Increased cell-cycle turnover observed in HCV cirrhosis is not devoid of adverse effects on the hepatocyte. During the long-term alternation of hepatocellular death and regeneration, hepatocyte-specific telomere shortening progresses with each cell division [58]. This results in cellular senescence, that is, loss of regenerative capacity, and progression of liver fibrosis [59]. Sekoguchi et al. [60] showed that telomere shortening is more progressive in liver tissue with active cell-cycle turnover in patients with CHC and this is evident specifically in hepatocytes. Telomere shortening was also closely related to liver fibrosis and telomere shortening rate was significantly associated with the duration of CHC-mediated liver injury and the rate of fibrosis progression. The latter may be attributed to the loss of replicative capacity by hepatocytes and, at the same time, the maintenance of long telomeres in hepatic stellate cells, which do not participate in the regenerative process [61]. Furthermore, a possible role for hepatocellular oxidative injury, expressed by high-grade hepatic steatosis and high serum ferritin levels, in telomere shortening was investigated in the same group of patients. Current evidence supports that oxidative stress not only shortens telomeres but also may induce cellular senescence prematurely before telomeres are critically shortened [62]. Interestingly, in this study an acceleration of telomere shortening with subsequent hepatocellular senescence was observed in advanced stages of CHC.

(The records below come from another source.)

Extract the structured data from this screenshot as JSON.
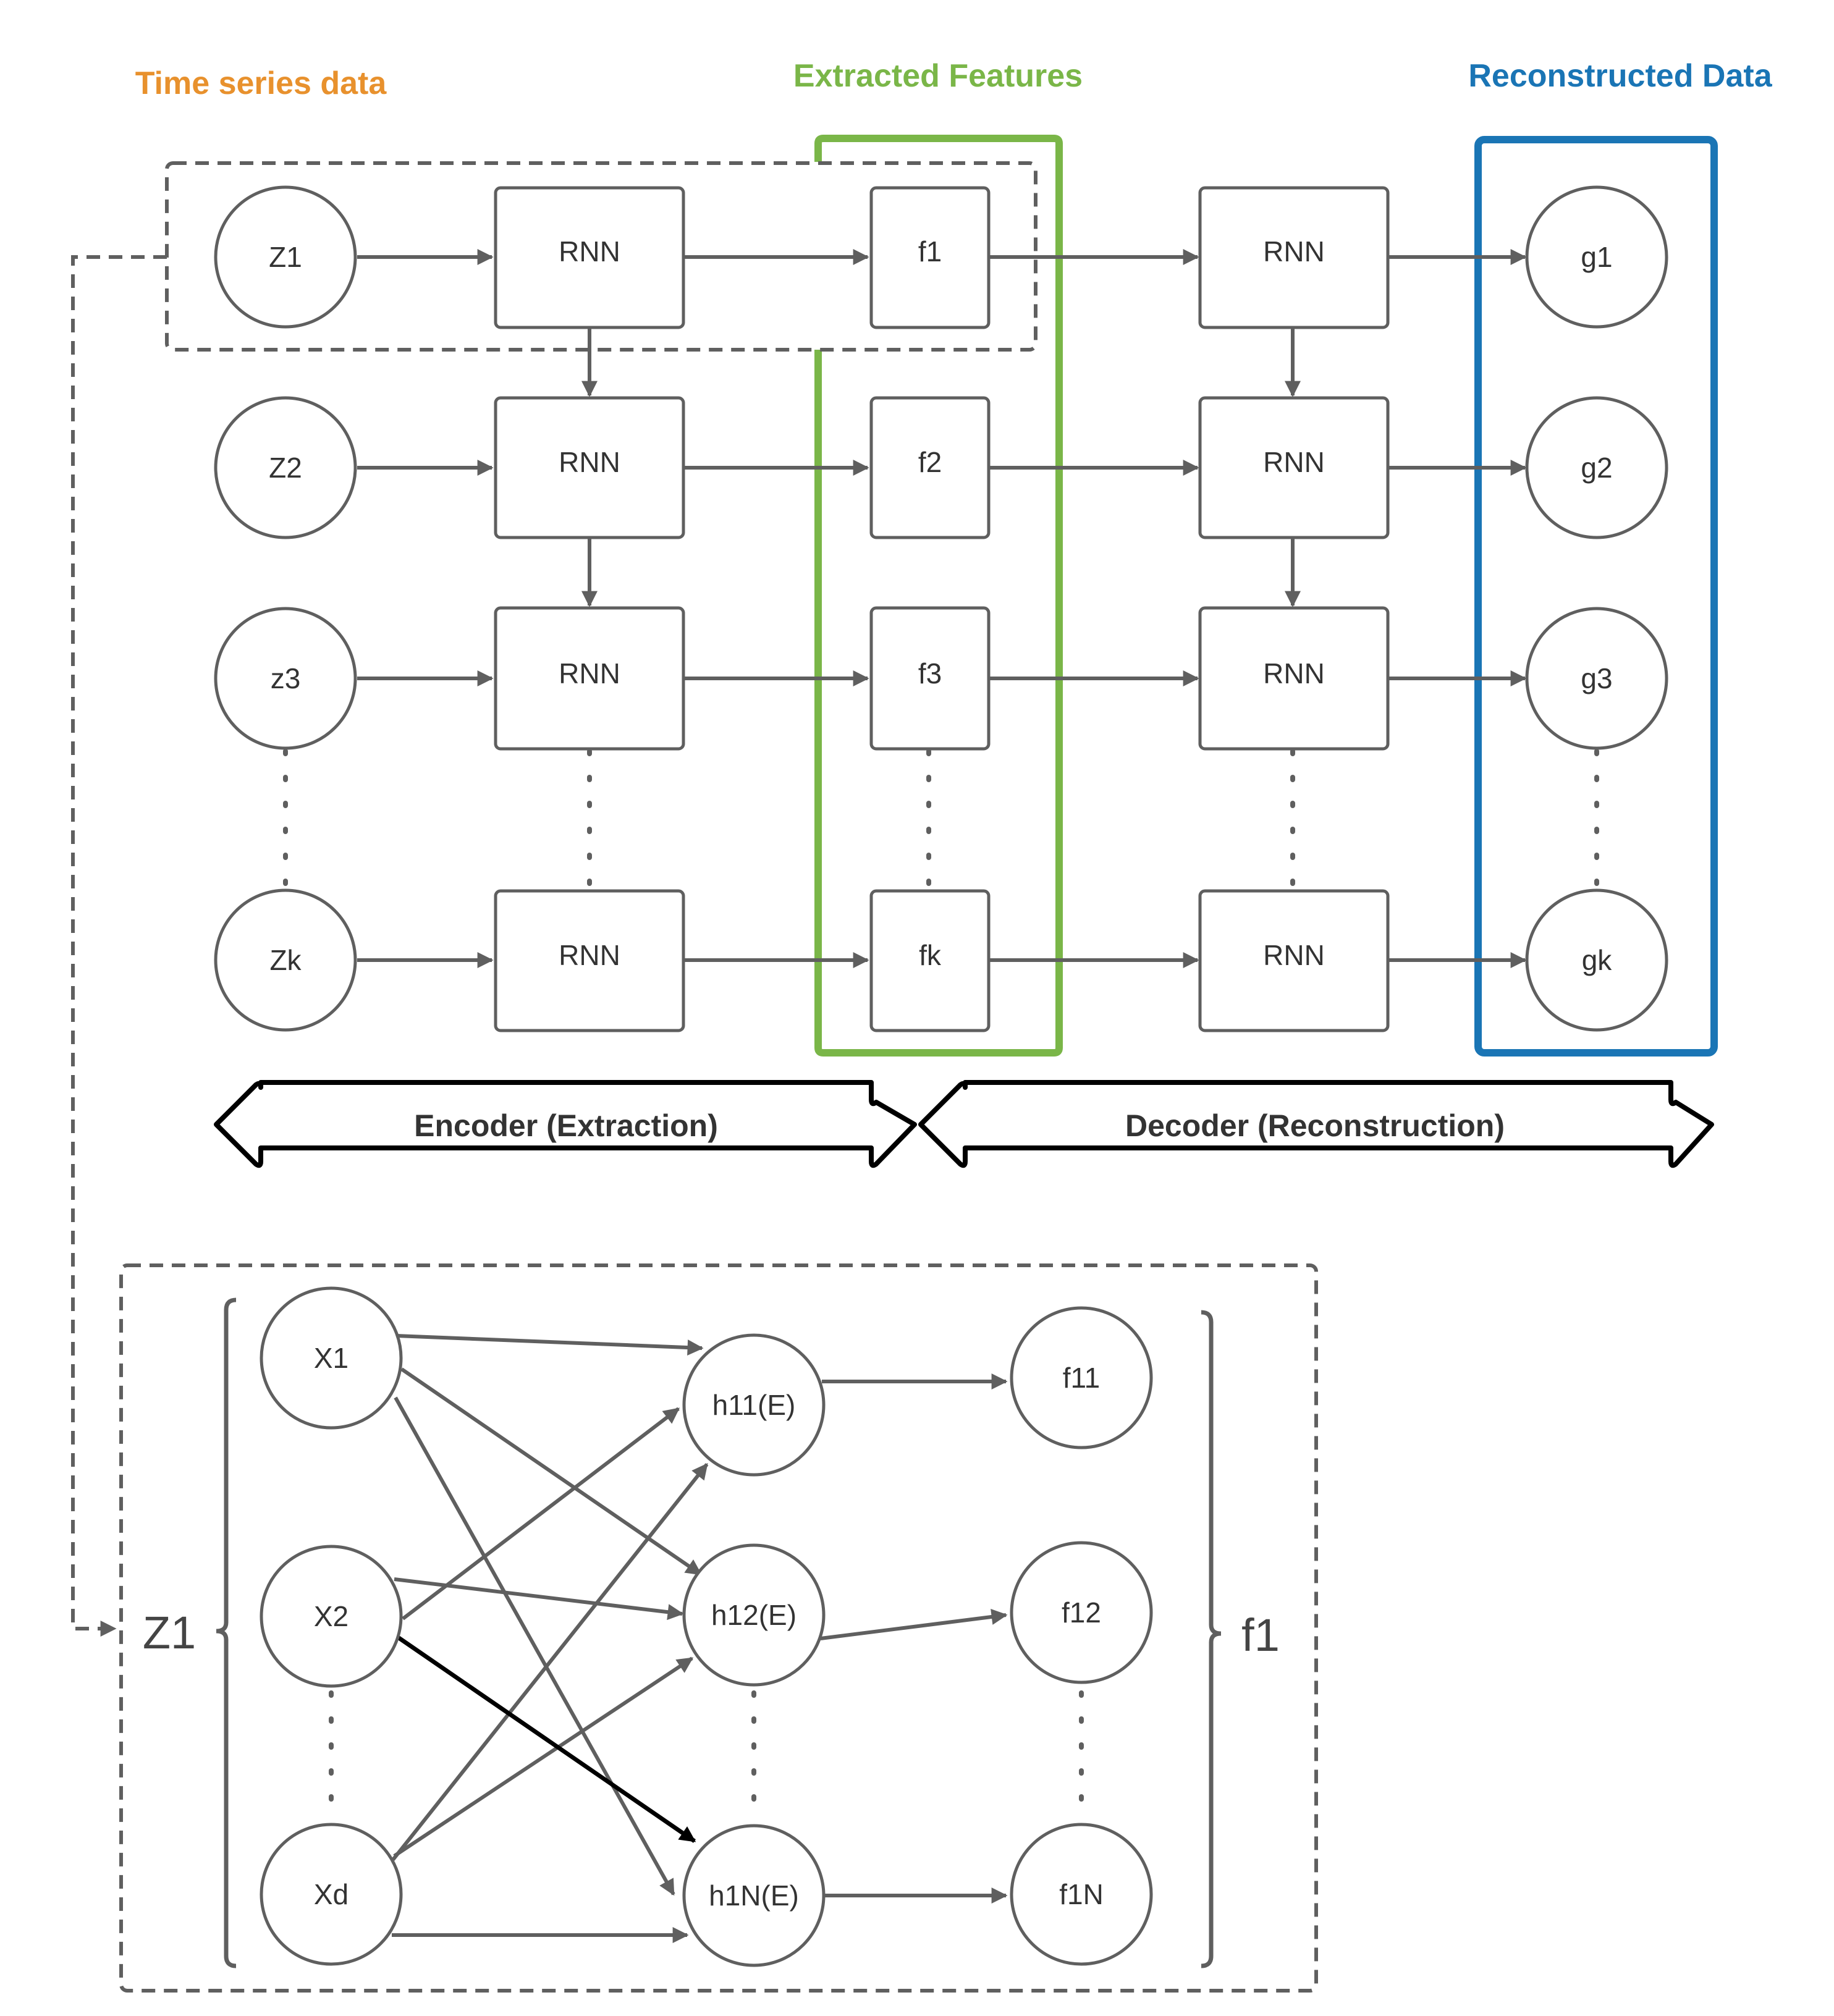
{
  "headers": {
    "time_series": "Time series data",
    "extracted": "Extracted Features",
    "reconstructed": "Reconstructed Data"
  },
  "colors": {
    "time_series": "#E8912D",
    "extracted": "#7AB648",
    "reconstructed": "#1A75B5",
    "stroke": "#5f5f5f",
    "highlight_edge": "#000000"
  },
  "encoder": {
    "inputs": [
      "Z1",
      "Z2",
      "z3",
      "Zk"
    ],
    "rnn_label": "RNN",
    "features": [
      "f1",
      "f2",
      "f3",
      "fk"
    ]
  },
  "decoder": {
    "rnn_label": "RNN",
    "outputs": [
      "g1",
      "g2",
      "g3",
      "gk"
    ]
  },
  "bands": {
    "encoder": "Encoder (Extraction)",
    "decoder": "Decoder (Reconstruction)"
  },
  "detail": {
    "input_group": "Z1",
    "output_group": "f1",
    "inputs": [
      "X1",
      "X2",
      "Xd"
    ],
    "hidden": [
      "h11(E)",
      "h12(E)",
      "h1N(E)"
    ],
    "outputs": [
      "f11",
      "f12",
      "f1N"
    ]
  }
}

4. Implications of New Antiviral Agents in CHC

Over the last decade, antiviral drug research has targeted the HCV life cycle and several “direct-acting antivirals” have been introduced in clinical practice. Inhibition of the HCV NS3-4A protease by telaprevir/boceprevir blocks polyprotein processing, thus inhibiting viral replication and possibly restoring interferon responsiveness. Nucleoside/nucleotide analogue inhibitors (NIs) of HCV RNA-dependent RNA polymerase, for example, sofosbuvir, and non-Nis (NNIs) are potent allosteric inhibitors of the HCV replicase complex, providing elimination of the viral load [63, 64]. The effect of these new treatments on chronic HCV-induced hepatocellular injury is yet unclear; however, the understanding of the underlying mechanisms is expected to change over the next few years.

5. Conclusion

CHC eventually leads to liver fibrosis and cirrhosis through a multistep, complex process involving hepatocyte death and regeneration. The pattern of enhanced cell-cycle turnover observed in HCV-mediated cirrhosis is regulated by multiple, not clearly understood, signaling pathways, an extensive network of cross talk molecules and a differential gene expression profile. The specific molecular and cellular events occurring in HCV cirrhosis have only recently been investigated, in an effort to guide research towards effective therapies of chronic infection that leads to HCC development. In the present review, the basic concepts and events pertaining to hepatocellular turnover in CHC-induced liver injury and cirrhosis were presented with focus on critical aspects of current research.

Conflict of Interests

The authors declare that there is no conflict of interests regarding the publication of this paper.